Some milestones made by our laboratory:

• Genetic Identification of Enzymes Controlling Retinoic Acid Synthesis Raldh1, Raldh2, and Raldh3 encode retinaldehyde dehydrogenases essential for oxidation of retinaldehyde to RA. Knockout mice for Raldh1, Raldh2, and Raldh3 lose RA synthesis in specific tissues during embryogenesis resulting in abnormal development. Raldh1-/-, Raldh2-/-, and Raldh3-/- mice as well as compound knockout mice are being used to learn more about the mechanism of RA signaling during development of specific tissues.
  

• Retinoic Acid Signaling Does Not Require 9-cis-Retinoic Acid Two isomers of RA were originally thought to function as receptor ligands: all-trans-RA for retinoic acid receptors (RAR) and 9-cis-RA for retinoid X receptors (RXR). However, our Raldh2-/- rescue studies show that 9-cis-RA is not required to correct a lethal defect in RA synthesis as an RAR-specific synthetic ligand can rescue Raldh2-/- embryos. Also, HPLC analyses demonstrate that 9-cis-RA is not detectable in mouse embryos unless treated with high doses of retinoids.
  

• Retinoic Acid Acts as an Instructive Signal for Neural Development During gastrulation, RA synthesized in the somitic mesoderm travels to the adjacent neuroectoderm where it acts as an instructive signal to induce Hoxb1, Hnf1b, and Olig2 needed for development of the hindbrain and spinal cord. This pathway leads to development of hindbrain rhombomeres and facial motor neurons as well as motor neuron differentiation along the spinal cord.
  

• Retinoic Acid Represses FGF8 Expression During Early Organogenesis to Allow Proper Differentiation of Trunk Mesoderm: Limb Buds, Somites and Heart During gastrulation, RA acts as a permissive signal for differentiation of mesoderm by limiting the size of the primitive streak and cardiac Fgf8 expression domains, thus creating an FGF-free zone in between where the trunk develops. RA thus sets the anterior boundary of the primitive streak to allow proper somitogenesis and the posterior boundary of the heart to allow proper heart and forelimb bud development. We hypothesize that failure of this mechanism generates excessive FGF8 signaling to adjacent mesoderm resulting in smaller somites (vertebra precursors) displaying left-right asymmetry, a larger heart domain, and a failure to initiate forelimb budding (Fig. 2).
  

• Retinoic Acid Initiates Limb Budding But is Not Required for Limb Patterning Our findings show that RA signaling is not required for limb proximodistal or anteroposterior patterning as originally postulated, but that RA inhibition of FGF8 signaling during the early stages of body axis extension provides an environment permissive for induction of forelimb buds.

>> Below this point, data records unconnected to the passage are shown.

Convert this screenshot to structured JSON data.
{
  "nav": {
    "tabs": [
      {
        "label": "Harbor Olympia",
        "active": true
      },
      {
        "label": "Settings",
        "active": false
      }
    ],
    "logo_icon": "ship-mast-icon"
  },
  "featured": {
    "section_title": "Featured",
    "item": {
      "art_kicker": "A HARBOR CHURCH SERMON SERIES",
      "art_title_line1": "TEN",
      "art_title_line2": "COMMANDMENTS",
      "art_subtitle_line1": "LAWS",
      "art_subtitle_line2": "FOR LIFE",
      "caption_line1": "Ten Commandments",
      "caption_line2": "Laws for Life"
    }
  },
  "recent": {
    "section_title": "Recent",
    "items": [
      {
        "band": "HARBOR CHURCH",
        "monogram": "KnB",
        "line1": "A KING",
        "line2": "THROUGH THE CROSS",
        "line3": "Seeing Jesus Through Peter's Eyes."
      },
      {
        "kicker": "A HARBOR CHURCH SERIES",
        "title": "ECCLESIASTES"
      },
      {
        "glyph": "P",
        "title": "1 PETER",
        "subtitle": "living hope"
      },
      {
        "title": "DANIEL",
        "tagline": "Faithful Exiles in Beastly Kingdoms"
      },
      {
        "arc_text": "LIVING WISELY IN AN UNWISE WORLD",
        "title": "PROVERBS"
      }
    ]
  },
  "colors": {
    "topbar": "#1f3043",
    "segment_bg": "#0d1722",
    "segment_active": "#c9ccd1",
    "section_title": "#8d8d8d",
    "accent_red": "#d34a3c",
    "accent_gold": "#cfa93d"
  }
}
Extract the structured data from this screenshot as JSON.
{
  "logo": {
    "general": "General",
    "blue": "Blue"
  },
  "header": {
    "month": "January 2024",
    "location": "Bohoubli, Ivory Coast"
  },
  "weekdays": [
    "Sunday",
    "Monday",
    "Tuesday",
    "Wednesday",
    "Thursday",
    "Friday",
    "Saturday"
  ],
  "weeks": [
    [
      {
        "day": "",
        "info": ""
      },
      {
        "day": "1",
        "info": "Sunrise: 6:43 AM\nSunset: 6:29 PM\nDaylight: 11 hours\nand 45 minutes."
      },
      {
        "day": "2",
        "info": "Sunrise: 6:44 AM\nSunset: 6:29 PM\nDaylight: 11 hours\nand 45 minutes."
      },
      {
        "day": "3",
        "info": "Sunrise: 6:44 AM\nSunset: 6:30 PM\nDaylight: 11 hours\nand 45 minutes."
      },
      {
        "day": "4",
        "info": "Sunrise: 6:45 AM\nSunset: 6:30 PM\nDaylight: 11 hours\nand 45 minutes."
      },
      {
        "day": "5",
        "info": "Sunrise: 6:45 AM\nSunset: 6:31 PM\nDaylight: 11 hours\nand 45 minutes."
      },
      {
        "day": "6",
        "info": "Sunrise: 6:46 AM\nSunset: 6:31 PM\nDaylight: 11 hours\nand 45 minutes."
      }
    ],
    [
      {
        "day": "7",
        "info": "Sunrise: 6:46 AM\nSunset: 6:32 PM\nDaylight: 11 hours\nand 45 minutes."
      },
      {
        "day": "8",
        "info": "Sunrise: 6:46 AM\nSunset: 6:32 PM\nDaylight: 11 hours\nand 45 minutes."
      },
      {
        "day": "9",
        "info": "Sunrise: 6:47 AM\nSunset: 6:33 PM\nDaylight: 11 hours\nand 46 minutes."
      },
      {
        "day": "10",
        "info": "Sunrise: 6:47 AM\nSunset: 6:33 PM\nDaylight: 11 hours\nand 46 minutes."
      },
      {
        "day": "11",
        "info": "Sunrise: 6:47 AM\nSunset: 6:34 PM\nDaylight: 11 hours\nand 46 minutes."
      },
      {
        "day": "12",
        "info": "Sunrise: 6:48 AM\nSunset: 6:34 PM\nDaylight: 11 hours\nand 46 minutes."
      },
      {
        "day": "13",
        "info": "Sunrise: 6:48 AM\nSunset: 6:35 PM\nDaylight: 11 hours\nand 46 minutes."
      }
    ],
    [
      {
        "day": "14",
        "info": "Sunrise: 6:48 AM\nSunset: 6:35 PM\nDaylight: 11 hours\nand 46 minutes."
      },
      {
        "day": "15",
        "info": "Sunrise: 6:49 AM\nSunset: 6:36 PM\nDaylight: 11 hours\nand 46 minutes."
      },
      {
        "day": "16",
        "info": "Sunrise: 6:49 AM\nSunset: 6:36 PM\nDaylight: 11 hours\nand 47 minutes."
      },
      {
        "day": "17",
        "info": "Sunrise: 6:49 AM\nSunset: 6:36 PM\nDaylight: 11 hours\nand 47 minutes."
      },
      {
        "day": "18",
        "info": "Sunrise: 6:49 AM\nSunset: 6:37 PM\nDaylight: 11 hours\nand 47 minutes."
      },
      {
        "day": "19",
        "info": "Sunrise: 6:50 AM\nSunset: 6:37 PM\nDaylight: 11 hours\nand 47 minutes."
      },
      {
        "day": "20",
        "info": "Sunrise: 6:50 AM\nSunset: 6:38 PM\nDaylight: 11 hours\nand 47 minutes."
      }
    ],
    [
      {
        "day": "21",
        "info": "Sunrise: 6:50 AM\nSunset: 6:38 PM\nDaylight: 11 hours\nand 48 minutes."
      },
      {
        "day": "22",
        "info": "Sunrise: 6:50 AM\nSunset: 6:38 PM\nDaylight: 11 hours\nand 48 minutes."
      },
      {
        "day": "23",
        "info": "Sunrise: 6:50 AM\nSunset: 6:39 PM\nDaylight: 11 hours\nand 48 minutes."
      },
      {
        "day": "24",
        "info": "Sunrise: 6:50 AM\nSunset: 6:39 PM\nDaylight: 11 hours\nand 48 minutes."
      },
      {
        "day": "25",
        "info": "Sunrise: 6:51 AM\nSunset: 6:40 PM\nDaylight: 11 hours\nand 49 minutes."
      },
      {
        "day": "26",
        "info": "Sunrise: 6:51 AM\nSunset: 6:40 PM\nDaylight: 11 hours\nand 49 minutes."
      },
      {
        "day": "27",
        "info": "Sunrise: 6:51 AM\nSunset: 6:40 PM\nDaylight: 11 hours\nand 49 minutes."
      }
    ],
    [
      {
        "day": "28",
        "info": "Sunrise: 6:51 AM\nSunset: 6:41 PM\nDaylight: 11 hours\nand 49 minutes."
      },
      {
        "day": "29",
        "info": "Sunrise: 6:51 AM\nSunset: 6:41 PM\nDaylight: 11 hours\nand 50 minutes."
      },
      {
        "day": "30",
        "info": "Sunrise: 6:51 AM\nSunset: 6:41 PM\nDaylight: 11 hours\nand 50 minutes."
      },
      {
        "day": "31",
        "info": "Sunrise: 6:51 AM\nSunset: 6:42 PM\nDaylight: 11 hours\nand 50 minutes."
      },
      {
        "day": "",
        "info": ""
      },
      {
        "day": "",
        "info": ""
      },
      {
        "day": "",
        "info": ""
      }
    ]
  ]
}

Fig. 1. Paracrine mechanism of RA signaling. Retinol carried by retinol-binding protein (RBP4) enters cells by the receptor STRA6, and cellular retinol-binding protein (CRBP) converts retinol to retinyl esters for storage. In an RA-generating tissue, retinol is reversibly oxidized to retinaldehyde by either alcohol dehydrogenase (ADH) or retinol dehydrogenase (RDH), and retinaldehyde is irreversibly oxidized to RA by retinaldehyde dehydrogenase (RALDH). RA is then released and taken up by surrounding cells. Cells that express cytochrome P450 (CYP26) initiate degradative oxidation of RA and are not RA target cells. Some RA target cells express cellular-RA binding protein-2 (CRABP2) that facilitates RA transport to the nucleus where RA binds the RA receptor (RAR). RAR-RXR heterodimers bind retinoic acid response elements (RARE) and regulate transcription by altering the binding of cofactors. RXR also binds other nuclear receptors, so its function is not limited to RA signaling.




















Fig. 2. Tbx5 mRNA detected by whole-mount in situ hybridization in wild-type (WT) and Raldh2-/- mutant mouse embryos. The mutant lacks a forelimb (f) domain, has an altered heart (h) domain that fails to loop, and fails to undergo embryonic turning needed to achieve the fetal position due to a failure in somitogenesis.